O caso de André de Camargo Aranha veio à tona nas redes sociais por conta de sua absolvição pela denúncia de estupro de vulnerável. Segundo o The Intercept Brasil, durante o processo o promotor Thiago Carriço de Oliveira apresentou a tese de que não se pode comprovar, na conduta do acusado, a intenção de estuprar, a capacidade de perceber que Mariana não poderia consentir.

A audiência foi gravada e mostra como as vítimas de violência são revitimizadas pela Justiça que deveria acolhê-las. O tratamento à denúncia de estupro feita por Mariana Ferrer escancarou o que nós do movimento feminista temos denunciado sistematicamente: o quanto o Judiciário brasileiro é machista, misógino, patriarcal.

O advogado de defesa de André Aranha, Cláudio da Rosa Filho, armou um show contra Mariana, chegando a falar de sua roupa e de sua conduta para “justificar” o estupro. Expondo e julgando fotos que nada tinham a ver com o caso, e usando uma série de questões morais, tentou justificar que Mariana tivesse consentido com o estupro. É inaceitável que juiz e promotor presenciem a humilhação e o assédio moral proferidos pelo advogado de defesa em relação à vítima e não façam nada, não se pronunciem nem interrompam o advogado.
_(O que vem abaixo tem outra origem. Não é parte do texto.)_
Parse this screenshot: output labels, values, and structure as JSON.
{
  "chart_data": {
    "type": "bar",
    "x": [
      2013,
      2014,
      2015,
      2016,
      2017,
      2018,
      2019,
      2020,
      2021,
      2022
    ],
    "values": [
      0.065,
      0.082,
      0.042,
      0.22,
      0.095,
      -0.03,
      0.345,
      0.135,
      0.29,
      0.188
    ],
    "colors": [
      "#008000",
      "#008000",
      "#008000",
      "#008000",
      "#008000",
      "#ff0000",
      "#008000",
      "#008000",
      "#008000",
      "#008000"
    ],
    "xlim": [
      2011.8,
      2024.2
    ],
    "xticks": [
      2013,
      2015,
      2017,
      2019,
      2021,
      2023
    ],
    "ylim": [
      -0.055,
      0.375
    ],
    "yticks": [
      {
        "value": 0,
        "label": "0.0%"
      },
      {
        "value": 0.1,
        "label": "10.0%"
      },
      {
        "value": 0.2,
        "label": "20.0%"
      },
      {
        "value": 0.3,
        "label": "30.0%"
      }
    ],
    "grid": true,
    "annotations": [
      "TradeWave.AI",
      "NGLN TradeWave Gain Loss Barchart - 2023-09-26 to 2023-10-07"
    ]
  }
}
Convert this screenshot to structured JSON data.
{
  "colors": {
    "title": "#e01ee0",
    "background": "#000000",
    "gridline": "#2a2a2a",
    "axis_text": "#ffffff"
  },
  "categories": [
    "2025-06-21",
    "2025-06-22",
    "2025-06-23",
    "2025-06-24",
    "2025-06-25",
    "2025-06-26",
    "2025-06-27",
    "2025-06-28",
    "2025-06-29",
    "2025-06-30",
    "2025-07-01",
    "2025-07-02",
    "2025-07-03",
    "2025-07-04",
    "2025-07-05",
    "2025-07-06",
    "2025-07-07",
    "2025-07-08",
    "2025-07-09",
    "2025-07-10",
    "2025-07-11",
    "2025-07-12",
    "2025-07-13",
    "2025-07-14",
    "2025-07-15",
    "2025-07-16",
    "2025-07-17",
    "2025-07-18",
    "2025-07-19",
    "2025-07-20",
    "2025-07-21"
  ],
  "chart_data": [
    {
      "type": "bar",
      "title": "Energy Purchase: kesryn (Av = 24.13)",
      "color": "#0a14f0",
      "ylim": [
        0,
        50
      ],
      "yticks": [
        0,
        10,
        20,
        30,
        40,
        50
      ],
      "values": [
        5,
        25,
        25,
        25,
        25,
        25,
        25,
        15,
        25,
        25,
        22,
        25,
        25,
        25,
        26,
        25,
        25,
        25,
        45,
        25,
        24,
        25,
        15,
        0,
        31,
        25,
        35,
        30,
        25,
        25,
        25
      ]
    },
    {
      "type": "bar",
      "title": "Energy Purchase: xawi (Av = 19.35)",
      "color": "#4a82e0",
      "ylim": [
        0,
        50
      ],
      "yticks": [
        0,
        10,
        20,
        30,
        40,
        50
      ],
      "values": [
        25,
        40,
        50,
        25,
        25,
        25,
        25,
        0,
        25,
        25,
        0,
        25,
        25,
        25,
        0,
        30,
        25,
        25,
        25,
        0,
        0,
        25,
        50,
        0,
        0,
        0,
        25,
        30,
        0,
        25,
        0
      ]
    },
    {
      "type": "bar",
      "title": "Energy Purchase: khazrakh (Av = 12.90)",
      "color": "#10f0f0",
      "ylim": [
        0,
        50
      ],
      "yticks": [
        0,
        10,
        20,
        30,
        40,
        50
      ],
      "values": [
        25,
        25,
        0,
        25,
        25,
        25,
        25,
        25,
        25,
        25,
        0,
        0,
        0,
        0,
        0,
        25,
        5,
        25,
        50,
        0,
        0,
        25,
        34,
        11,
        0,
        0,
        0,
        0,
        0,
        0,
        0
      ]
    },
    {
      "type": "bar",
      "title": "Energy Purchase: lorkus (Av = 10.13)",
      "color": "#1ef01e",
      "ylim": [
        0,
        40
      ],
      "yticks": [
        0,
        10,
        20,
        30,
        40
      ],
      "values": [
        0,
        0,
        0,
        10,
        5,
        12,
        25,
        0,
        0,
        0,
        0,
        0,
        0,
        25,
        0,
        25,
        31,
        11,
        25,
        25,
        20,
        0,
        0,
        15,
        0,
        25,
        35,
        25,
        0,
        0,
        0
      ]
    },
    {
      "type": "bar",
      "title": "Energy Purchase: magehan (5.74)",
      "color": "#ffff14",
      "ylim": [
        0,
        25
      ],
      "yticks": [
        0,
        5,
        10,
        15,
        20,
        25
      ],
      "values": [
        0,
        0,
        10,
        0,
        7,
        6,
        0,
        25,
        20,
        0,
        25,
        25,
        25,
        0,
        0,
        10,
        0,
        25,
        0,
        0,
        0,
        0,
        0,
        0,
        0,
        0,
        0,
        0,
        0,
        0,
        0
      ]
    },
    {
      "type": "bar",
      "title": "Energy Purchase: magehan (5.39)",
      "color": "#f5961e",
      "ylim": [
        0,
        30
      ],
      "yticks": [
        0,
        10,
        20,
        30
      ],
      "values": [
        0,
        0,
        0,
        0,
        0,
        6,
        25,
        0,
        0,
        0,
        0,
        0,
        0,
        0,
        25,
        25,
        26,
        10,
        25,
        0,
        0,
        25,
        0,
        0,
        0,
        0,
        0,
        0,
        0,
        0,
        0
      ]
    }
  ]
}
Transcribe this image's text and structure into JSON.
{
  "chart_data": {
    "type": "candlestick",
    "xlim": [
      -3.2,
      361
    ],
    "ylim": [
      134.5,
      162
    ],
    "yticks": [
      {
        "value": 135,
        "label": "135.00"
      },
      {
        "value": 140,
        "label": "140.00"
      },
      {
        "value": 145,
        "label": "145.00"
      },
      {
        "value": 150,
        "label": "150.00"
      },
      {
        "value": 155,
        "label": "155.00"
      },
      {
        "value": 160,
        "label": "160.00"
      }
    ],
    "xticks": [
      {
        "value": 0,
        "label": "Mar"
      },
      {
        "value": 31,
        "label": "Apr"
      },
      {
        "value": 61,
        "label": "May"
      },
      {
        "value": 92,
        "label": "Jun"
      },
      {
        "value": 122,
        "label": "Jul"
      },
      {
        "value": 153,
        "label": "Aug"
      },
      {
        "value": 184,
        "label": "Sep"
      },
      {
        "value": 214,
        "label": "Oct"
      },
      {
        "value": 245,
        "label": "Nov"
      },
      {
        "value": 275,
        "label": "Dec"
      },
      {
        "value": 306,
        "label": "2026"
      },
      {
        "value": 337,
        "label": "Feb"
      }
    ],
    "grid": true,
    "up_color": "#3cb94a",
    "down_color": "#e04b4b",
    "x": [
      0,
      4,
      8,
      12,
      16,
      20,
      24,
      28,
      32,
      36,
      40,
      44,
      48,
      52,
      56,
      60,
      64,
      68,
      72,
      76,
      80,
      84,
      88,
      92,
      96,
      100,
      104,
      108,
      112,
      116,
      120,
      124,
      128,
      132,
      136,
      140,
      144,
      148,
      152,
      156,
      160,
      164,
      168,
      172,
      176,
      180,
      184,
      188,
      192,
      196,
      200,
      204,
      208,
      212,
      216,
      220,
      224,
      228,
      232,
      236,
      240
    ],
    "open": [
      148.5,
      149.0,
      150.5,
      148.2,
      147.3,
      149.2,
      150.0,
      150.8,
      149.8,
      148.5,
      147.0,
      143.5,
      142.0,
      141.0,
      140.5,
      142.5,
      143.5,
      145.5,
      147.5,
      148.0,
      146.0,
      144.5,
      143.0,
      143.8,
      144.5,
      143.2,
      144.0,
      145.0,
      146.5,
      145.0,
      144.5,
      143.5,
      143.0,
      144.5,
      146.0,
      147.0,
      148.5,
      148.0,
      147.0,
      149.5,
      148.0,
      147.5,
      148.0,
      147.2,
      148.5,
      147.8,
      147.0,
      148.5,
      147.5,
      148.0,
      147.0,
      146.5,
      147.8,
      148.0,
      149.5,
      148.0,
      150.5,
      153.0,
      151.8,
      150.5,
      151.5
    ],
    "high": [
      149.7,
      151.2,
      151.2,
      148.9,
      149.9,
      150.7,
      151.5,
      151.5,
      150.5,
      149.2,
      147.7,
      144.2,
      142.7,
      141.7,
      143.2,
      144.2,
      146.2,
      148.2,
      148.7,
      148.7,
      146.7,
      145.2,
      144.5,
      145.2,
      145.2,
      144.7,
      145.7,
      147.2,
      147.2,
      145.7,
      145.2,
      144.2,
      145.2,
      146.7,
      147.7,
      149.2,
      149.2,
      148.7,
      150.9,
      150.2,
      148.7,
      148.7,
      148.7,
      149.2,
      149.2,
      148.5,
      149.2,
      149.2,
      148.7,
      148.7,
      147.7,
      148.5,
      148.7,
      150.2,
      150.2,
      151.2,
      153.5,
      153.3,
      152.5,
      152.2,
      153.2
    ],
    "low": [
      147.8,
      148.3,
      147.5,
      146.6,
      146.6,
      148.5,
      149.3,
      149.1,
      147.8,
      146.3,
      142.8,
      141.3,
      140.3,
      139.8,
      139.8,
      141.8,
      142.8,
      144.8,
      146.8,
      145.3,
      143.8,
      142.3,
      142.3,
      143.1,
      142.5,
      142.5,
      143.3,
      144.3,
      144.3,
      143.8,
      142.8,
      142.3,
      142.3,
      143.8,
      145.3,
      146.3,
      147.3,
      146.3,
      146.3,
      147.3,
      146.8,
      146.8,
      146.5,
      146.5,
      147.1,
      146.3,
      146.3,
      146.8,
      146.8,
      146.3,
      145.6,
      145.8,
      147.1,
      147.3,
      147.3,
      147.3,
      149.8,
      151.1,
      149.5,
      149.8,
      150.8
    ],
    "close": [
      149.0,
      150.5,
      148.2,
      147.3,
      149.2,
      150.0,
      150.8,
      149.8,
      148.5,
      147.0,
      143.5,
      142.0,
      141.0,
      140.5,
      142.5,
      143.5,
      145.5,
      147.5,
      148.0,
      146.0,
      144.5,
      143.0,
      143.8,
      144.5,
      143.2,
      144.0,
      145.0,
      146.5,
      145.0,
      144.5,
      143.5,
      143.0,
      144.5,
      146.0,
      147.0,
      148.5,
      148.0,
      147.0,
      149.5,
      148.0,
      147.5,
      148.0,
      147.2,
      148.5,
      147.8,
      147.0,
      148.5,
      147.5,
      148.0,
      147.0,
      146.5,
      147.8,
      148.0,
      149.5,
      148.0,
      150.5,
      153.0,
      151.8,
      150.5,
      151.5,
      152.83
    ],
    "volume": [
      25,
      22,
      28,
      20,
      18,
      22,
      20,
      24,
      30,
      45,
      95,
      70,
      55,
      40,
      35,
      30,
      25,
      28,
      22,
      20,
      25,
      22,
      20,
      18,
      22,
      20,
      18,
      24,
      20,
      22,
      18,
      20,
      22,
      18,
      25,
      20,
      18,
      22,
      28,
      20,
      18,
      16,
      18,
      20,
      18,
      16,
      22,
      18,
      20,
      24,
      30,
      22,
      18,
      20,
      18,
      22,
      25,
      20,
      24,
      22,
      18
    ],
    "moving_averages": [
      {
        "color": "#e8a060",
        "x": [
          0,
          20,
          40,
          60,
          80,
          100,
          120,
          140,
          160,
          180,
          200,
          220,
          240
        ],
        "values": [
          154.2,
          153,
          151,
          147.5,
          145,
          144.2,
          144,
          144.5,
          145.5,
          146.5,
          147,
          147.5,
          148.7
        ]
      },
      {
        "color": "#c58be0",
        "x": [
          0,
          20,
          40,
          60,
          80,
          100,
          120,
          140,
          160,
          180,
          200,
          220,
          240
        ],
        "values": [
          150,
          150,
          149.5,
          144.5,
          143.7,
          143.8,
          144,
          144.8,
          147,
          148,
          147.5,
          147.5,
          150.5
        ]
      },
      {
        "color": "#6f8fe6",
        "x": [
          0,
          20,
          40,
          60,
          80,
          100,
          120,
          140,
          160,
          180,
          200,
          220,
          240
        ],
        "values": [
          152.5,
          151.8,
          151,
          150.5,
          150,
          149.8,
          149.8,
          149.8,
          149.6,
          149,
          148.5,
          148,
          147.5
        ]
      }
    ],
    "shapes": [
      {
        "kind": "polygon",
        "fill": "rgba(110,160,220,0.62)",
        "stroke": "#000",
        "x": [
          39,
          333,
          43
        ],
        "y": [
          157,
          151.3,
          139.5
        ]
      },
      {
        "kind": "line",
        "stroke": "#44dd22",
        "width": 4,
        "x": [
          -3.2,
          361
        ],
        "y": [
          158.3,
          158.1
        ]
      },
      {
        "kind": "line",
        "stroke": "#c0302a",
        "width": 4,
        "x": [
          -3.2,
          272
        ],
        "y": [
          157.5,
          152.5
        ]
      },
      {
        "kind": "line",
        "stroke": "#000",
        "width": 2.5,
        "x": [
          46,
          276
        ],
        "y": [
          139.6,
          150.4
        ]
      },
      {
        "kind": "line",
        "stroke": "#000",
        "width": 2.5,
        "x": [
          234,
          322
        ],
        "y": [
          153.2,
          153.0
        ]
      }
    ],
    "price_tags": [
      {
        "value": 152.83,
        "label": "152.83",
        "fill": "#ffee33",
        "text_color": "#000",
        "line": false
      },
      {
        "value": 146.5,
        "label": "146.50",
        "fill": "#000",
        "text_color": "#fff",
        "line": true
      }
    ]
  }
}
Não existe estupro “sem querer”

A interpretação do caso pela promotoria afirmou, segundo citação da Folha de São Paulo, que “não restou provada a consciência do acusado acerca de tal incapacidade, tendo-se, juridicamente, por não comprovado o dolo do acusado”– o que o portal The Intercept Brasil resumiu como “estupro culposo” em sua reportagem. O caso revela a dificuldade que as vítimas de crimes de estupro enfrentam para ver os agressores punidos, especialmente quando eles são brancos e ricos. O que Mariana relata é que o estupro aconteceu numa situação em que estava absolutamente vulnerável, sem condições de tomar qualquer decisão. Estupro não é acidente e a palavra da vítima deve prevalecer.

Embora a sentença não tenha citado a classificação do “estupro sem intenção” ou “estupro culposo”, a discussão do tema é essencial para evitar que mais uma tese seja emplacada no Judicário para absolver estupradores no Brasil. Teses machistas estão sendo retomadas no Judiciário, como as de “defesa da honra” e “violenta emoção”. São muitas as teses que o Judiciário brasileiro tem aceitado para manter a impunidade dos agressores no Brasil. Isso só fortalece a cultura do estupro.

O estupro não é um exercício da sexualidade. O estupro é o exercício do poder dos homens sobre as mulheres. Serve para colocar as mulheres no lugar de subordinação, e foi isso que essa audiência tentou: colocar Mariana Ferrer num lugar de subordinação.

O recente caso do jogador de futebol Robinho apresenta uma situação semelhante: ele mesmo dizia que a mulher sequer tinha condição de ficar em pé ou se expressar, mas continuou dizendo que ela quis, e que aquilo não era problemático porque “nem era sexo”. Essa é a tese machista de que os homens não têm essa capacidade de discernir, e é muito perigosa porque aceita como consentimento situações em que o consentimento é impossível. Na nossa sociedade, há um acobertamento dessas situações de violência, propondo uma aceitação como se fosse “algo da vida”. Isso é a banalização do estupro.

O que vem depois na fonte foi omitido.